We've reached a critical juncture in terms of how we can discover and ingest culture, and though spaces like Ghost Ship are hardly new, they represent an important shift in cultural offerings aimed at those who would shirk the status quo. The internet screams at us daily from multiple devices, the big-name musicians and DJs charge exorbitant prices, the ticketing outlets bleed us dry with absurd hidden fees and the engorged mainstream arts systems would have us believe that only they have the product we want and that it exists solely at the end of their marketing rainbow. But, as has always been the way, it isn't the mainstream-ification of arts and music that steers our shared cultural zeitgeist, but the smaller spaces—the warehouses and storage units, the all-ages venues hidden away in homes or little out-of-the-way hovels—run by people who do it for love that have proven most vital. No amount of blame game politicking should detract from what had previously been accomplished by Ghost Ship or what will be accomplished at other such spaces all over the globe.

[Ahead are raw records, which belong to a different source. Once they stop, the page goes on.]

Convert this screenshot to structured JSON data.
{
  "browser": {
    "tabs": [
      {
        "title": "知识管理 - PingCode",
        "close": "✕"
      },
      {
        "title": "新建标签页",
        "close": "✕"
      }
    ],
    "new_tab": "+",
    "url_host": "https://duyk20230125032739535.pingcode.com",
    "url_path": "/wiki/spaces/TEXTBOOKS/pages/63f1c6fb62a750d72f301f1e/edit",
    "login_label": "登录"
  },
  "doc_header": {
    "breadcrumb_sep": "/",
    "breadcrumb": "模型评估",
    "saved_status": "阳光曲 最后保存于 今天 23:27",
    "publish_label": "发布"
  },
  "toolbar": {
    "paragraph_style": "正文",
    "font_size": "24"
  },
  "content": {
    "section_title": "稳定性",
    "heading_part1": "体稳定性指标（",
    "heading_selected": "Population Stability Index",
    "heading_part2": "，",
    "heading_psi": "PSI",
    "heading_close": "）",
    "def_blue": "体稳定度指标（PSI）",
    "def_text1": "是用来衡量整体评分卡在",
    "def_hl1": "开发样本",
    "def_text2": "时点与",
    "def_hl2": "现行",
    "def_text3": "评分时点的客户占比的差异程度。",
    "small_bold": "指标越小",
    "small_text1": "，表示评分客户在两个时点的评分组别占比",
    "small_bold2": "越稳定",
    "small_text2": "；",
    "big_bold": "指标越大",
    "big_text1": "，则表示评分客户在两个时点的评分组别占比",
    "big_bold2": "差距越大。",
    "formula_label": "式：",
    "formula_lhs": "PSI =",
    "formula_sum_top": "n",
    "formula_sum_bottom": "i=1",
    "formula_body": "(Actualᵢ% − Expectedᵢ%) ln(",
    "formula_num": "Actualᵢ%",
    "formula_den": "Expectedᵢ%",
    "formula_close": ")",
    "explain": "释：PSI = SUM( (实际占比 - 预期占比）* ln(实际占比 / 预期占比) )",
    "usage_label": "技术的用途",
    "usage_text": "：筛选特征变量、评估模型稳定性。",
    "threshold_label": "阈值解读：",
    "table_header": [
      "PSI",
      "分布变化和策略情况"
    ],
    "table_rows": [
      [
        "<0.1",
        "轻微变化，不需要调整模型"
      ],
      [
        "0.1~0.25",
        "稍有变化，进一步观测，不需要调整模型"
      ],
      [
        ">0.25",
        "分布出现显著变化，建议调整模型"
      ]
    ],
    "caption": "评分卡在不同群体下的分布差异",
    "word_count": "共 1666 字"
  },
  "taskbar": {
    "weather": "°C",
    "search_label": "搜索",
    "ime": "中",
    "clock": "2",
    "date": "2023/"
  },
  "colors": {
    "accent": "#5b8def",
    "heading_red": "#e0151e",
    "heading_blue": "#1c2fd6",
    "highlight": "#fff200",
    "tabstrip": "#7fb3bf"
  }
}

We can even dispel some of the harsh reactive bullshit found online if we consider events like the 2003 Station nightclub fire in Rhode Island, during which poor pyrotechnics during a show with hard rock band Great White cost 100 people their lives and injured over 100 more—all in an apparently up-to-code venue. Furthermore, the Bay Area housing crisis all but shoehorns renters into situations with multiple roommates, cramming them into unsafe or ancient buildings, run-down tenements, warehouses like Ghost Ship or, even worse, forces them to leave altogether. This compounds for struggling artists, many of whom don't fit the societal expectations of gainful employment.

Santa Fe should be especially cautious in how it handles this information as well, because the fact is, it could have been any one of us. How many times have art shows opened or bands played in unofficial DIY spaces, admittedly smaller, but ultimately not much different from Ghost Ship? (We've chosen not to name most of these places because we're sure they're currently on-edge and could potentially face retaliation at the moment.) Without them, the art and music we love so much would have scant few options, symptomatic of a larger overall trend of "business first, artists last."

"If we get shut down, we just learn from it, move forth and put precautions in place," David Ahern-Seronde tells SFR. Ahern-Seronde is a local musician and one of the founders of The Cave (formerly Dave Cave), a live/work space on the Southside that hosts metal shows. He is not worried about the city targeting The Cave or its brethren. "It's like comparing apples and oranges. … Oakland is awesome, but a much larger city," he says.

Regardless, it is patently irresponsible and borderline cruel to assign blame to rave culture, party culture or the ethos of DIY arts. The dust has yet to settle and people have lost their lives. Numerous crowdfunding accounts have been set up in the aftermath (such as gofundme.com/ghost-ship-fire-residents-support), and the close-knit artistic community found in the Bay Area is still reeling. Do what you can as citizens of the arts and do not be deterred in your ongoing quest to create arts and music for those who don't identify with the mainstream. Some of us have had our lives saved by venues just like Ghost Ship, and while there is no denying this tragedy, a life without such spaces and the people who build them is a life not worth living.